Penn's old client Hillary Clinton said that women were to some extent brainwashed (into voting against her) by their husbands and men. Penn argues that Clinton got it in reverse:
Hillary recently suggested that women were being in some sense forced or brainwashed into following their spouses. And yet, the real phenomenon seems to be the opposite: women who say to their friends and family that they are liberal when, in fact, they harbor more conservative views, especially on hot-button issues like immigration, crime and even taxes.
. . .
There is no question that the social pressure on people today — and conservative women in particular — is intense to conform to liberal stereotypes. In a recent Harvard Caps-Harris Poll, 40 percent of Americans said they were afraid to express their real political views in their own homes with their own families, while 60 percent said they were unable to express their political views at work. These are astounding numbers for a society founded on the First Amendment and the belief in the free marketplace of ideas.
. . .
When asked online what their views are, Americans are about 5 percent more likely to express conservative and even pro-Trump views than when asked on the telephone by a live interviewer. Based on the 5 percent differential that I observed on key hot-button issues, I estimated that there are about 15 million closet conservatives in America, making them a microtrend to watch, as highlighted in my book, “Microtrends Squared: The New Small Forces Driving Today’s Big Disruptions.”

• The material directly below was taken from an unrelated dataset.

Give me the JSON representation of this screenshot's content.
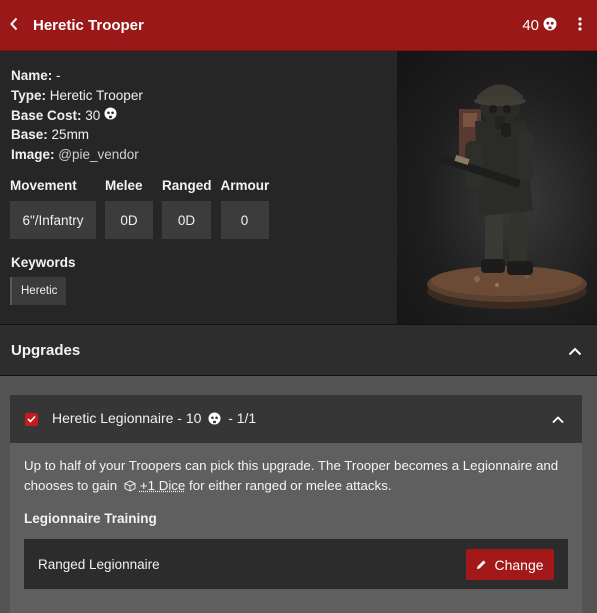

Why are conservatives hiding? Well, for one reason, it could torpedo their relationships. Recent research indicates that one in 10 couples, married or not, have ended their relationships due to a battle over political differences. For younger millennials, this tension over politics is greater: 22 percent of couples have ended a relationship over political differences. In March, there was a news story about the dating prospects of conservative young men in Washington being ruined by working for the Trump administration or for supporting Trump. Dating sites are now adding politics as a category so people can date their own ideology.
Well, I guess it is good that we have a secret ballot.
"Roseanne," Penn writes, brings some balance to Hollywood and might even help bring other Roseannes out of the closet.